Real-World Legal Application
In practice, courts interpret the “deeming” clause in Section 118 IBC strictly, often treating it as a legal fiction to establish a specific legal recourse, like the end of a repayment plan, when certain conditions are met. This means the clause is applied literally, and the stated outcome is assumed to be true based on the specified conditions, even if it might not be factually accurate. This triggers a report to the AA, and creditors who have not been fully repaid then apply for a bankruptcy order. Further courts have affirmed that an application under section 121, as per sub-section (2) of the provision, must be filed “within a period of three months of the date of the order passed by the Adjudiciating Authority” under certain sections, including Section 118 IBC
RP’s Practical Playbook
Resolution professionals (RPs) are required to closely monitor timelines related to the insolvency process, including repayments plans, including:
- Regulation 20 of the IBBI (Insolvency Resolution Process for Corporate Persons) Regulations, 2016 (“CIRP Regulations”) emphasises the importance of vigilant deadlines for RPs.
- They must prepare a comprehensive report, including financial activity, missed obligations, and unsatisfied creditors.
- RPs must promptly file a report with the AA, adhering to sub-sections (2) and (3) of Section 118 IBC. This report should detail the receipts and payments made, the reasons for early termination and the status of creditors’ claims.
- As per sections 118 121 of the IBC, RPs should circulate reports and the AA’s order promptly to all bound individuals and IBBI registry.
- RPs need to support the process of section 121 by assisting creditors in trial preparation.
Implications for Stakeholders
- For Debtors: If the debtor does not meet the deadlines outlined in their repayment plan, the AA can declare bankruptcy without requiring further discretion.
- For Creditors: Section 118 offers a clear path to escalate to bankruptcy if repayment plan fails.
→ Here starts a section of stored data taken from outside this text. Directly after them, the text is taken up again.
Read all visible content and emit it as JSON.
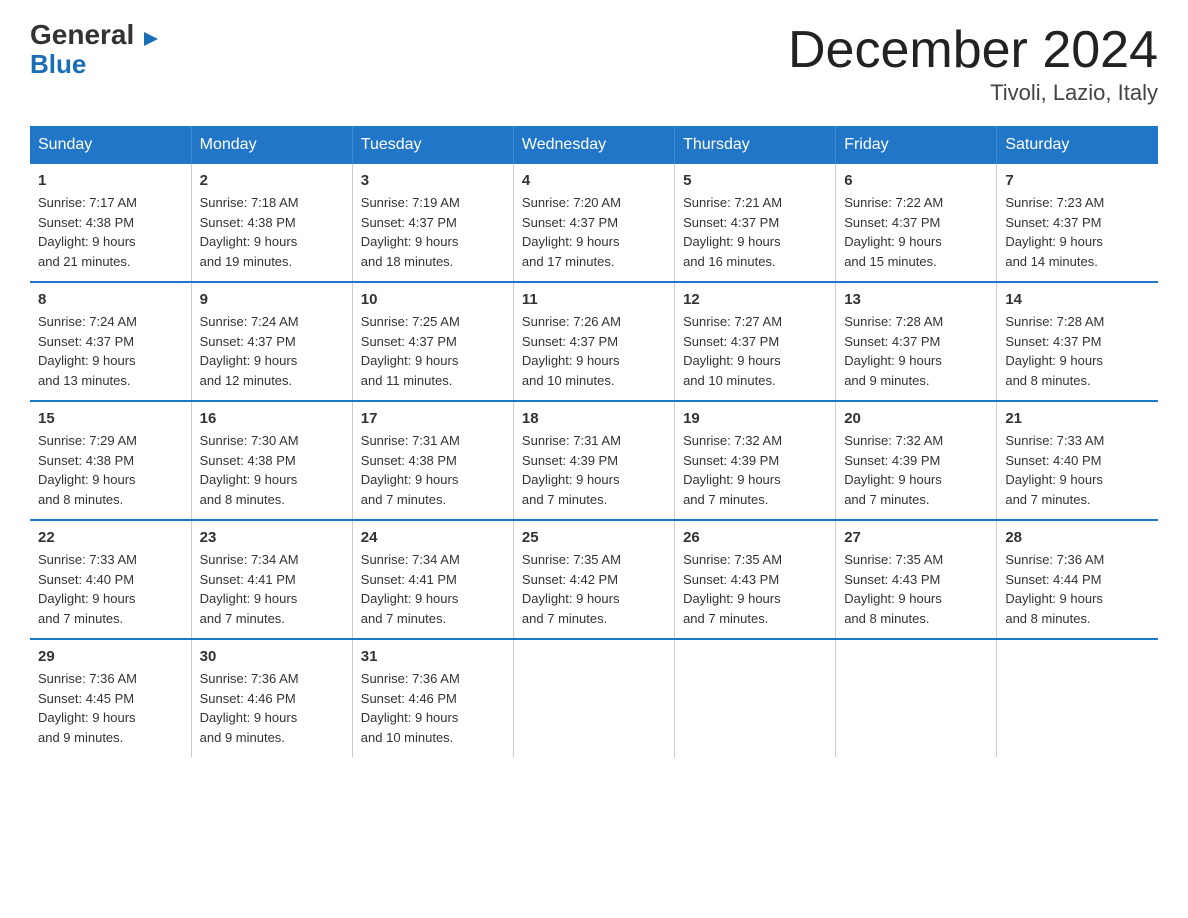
{
  "logo": {
    "general": "General",
    "triangle": "▶",
    "blue": "Blue"
  },
  "header": {
    "title": "December 2024",
    "location": "Tivoli, Lazio, Italy"
  },
  "weekdays": [
    "Sunday",
    "Monday",
    "Tuesday",
    "Wednesday",
    "Thursday",
    "Friday",
    "Saturday"
  ],
  "weeks": [
    [
      {
        "day": "1",
        "sunrise": "7:17 AM",
        "sunset": "4:38 PM",
        "daylight": "9 hours and 21 minutes."
      },
      {
        "day": "2",
        "sunrise": "7:18 AM",
        "sunset": "4:38 PM",
        "daylight": "9 hours and 19 minutes."
      },
      {
        "day": "3",
        "sunrise": "7:19 AM",
        "sunset": "4:37 PM",
        "daylight": "9 hours and 18 minutes."
      },
      {
        "day": "4",
        "sunrise": "7:20 AM",
        "sunset": "4:37 PM",
        "daylight": "9 hours and 17 minutes."
      },
      {
        "day": "5",
        "sunrise": "7:21 AM",
        "sunset": "4:37 PM",
        "daylight": "9 hours and 16 minutes."
      },
      {
        "day": "6",
        "sunrise": "7:22 AM",
        "sunset": "4:37 PM",
        "daylight": "9 hours and 15 minutes."
      },
      {
        "day": "7",
        "sunrise": "7:23 AM",
        "sunset": "4:37 PM",
        "daylight": "9 hours and 14 minutes."
      }
    ],
    [
      {
        "day": "8",
        "sunrise": "7:24 AM",
        "sunset": "4:37 PM",
        "daylight": "9 hours and 13 minutes."
      },
      {
        "day": "9",
        "sunrise": "7:24 AM",
        "sunset": "4:37 PM",
        "daylight": "9 hours and 12 minutes."
      },
      {
        "day": "10",
        "sunrise": "7:25 AM",
        "sunset": "4:37 PM",
        "daylight": "9 hours and 11 minutes."
      },
      {
        "day": "11",
        "sunrise": "7:26 AM",
        "sunset": "4:37 PM",
        "daylight": "9 hours and 10 minutes."
      },
      {
        "day": "12",
        "sunrise": "7:27 AM",
        "sunset": "4:37 PM",
        "daylight": "9 hours and 10 minutes."
      },
      {
        "day": "13",
        "sunrise": "7:28 AM",
        "sunset": "4:37 PM",
        "daylight": "9 hours and 9 minutes."
      },
      {
        "day": "14",
        "sunrise": "7:28 AM",
        "sunset": "4:37 PM",
        "daylight": "9 hours and 8 minutes."
      }
    ],
    [
      {
        "day": "15",
        "sunrise": "7:29 AM",
        "sunset": "4:38 PM",
        "daylight": "9 hours and 8 minutes."
      },
      {
        "day": "16",
        "sunrise": "7:30 AM",
        "sunset": "4:38 PM",
        "daylight": "9 hours and 8 minutes."
      },
      {
        "day": "17",
        "sunrise": "7:31 AM",
        "sunset": "4:38 PM",
        "daylight": "9 hours and 7 minutes."
      },
      {
        "day": "18",
        "sunrise": "7:31 AM",
        "sunset": "4:39 PM",
        "daylight": "9 hours and 7 minutes."
      },
      {
        "day": "19",
        "sunrise": "7:32 AM",
        "sunset": "4:39 PM",
        "daylight": "9 hours and 7 minutes."
      },
      {
        "day": "20",
        "sunrise": "7:32 AM",
        "sunset": "4:39 PM",
        "daylight": "9 hours and 7 minutes."
      },
      {
        "day": "21",
        "sunrise": "7:33 AM",
        "sunset": "4:40 PM",
        "daylight": "9 hours and 7 minutes."
      }
    ],
    [
      {
        "day": "22",
        "sunrise": "7:33 AM",
        "sunset": "4:40 PM",
        "daylight": "9 hours and 7 minutes."
      },
      {
        "day": "23",
        "sunrise": "7:34 AM",
        "sunset": "4:41 PM",
        "daylight": "9 hours and 7 minutes."
      },
      {
        "day": "24",
        "sunrise": "7:34 AM",
        "sunset": "4:41 PM",
        "daylight": "9 hours and 7 minutes."
      },
      {
        "day": "25",
        "sunrise": "7:35 AM",
        "sunset": "4:42 PM",
        "daylight": "9 hours and 7 minutes."
      },
      {
        "day": "26",
        "sunrise": "7:35 AM",
        "sunset": "4:43 PM",
        "daylight": "9 hours and 7 minutes."
      },
      {
        "day": "27",
        "sunrise": "7:35 AM",
        "sunset": "4:43 PM",
        "daylight": "9 hours and 8 minutes."
      },
      {
        "day": "28",
        "sunrise": "7:36 AM",
        "sunset": "4:44 PM",
        "daylight": "9 hours and 8 minutes."
      }
    ],
    [
      {
        "day": "29",
        "sunrise": "7:36 AM",
        "sunset": "4:45 PM",
        "daylight": "9 hours and 9 minutes."
      },
      {
        "day": "30",
        "sunrise": "7:36 AM",
        "sunset": "4:46 PM",
        "daylight": "9 hours and 9 minutes."
      },
      {
        "day": "31",
        "sunrise": "7:36 AM",
        "sunset": "4:46 PM",
        "daylight": "9 hours and 10 minutes."
      },
      null,
      null,
      null,
      null
    ]
  ],
  "labels": {
    "sunrise": "Sunrise:",
    "sunset": "Sunset:",
    "daylight": "Daylight:"
  }
}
If the application for a bankruptcy order is not made within the 3 month window, the process of insolvency resolution may be further complicated or delayed. Hence, it is essential for creditors to act quickly within a three-month limit.
Common Challenges and How to Avoid Them
Sections 118 and 120 of the IBC have certain legal and procedural hindrances, such as:
- Partial Misses & “All Persons” Clauses: Under section 118 of the IBC, partial completion is not allowed, and a single default by any participant triggers the deeming clause. The “all persons” clause means that the plan’s success hinges on the collective compliance of all parties involved, thereby, one person’s failure to comply can derail the entire plan.
- Accepting Late Payments: Courts consistently reject “negative parity” defense, which argues that because some debtors pay late, it justifies delaying payments for others. Hence, uniform compliance with the repayment is mandatory, regardless of past practices with other debtors.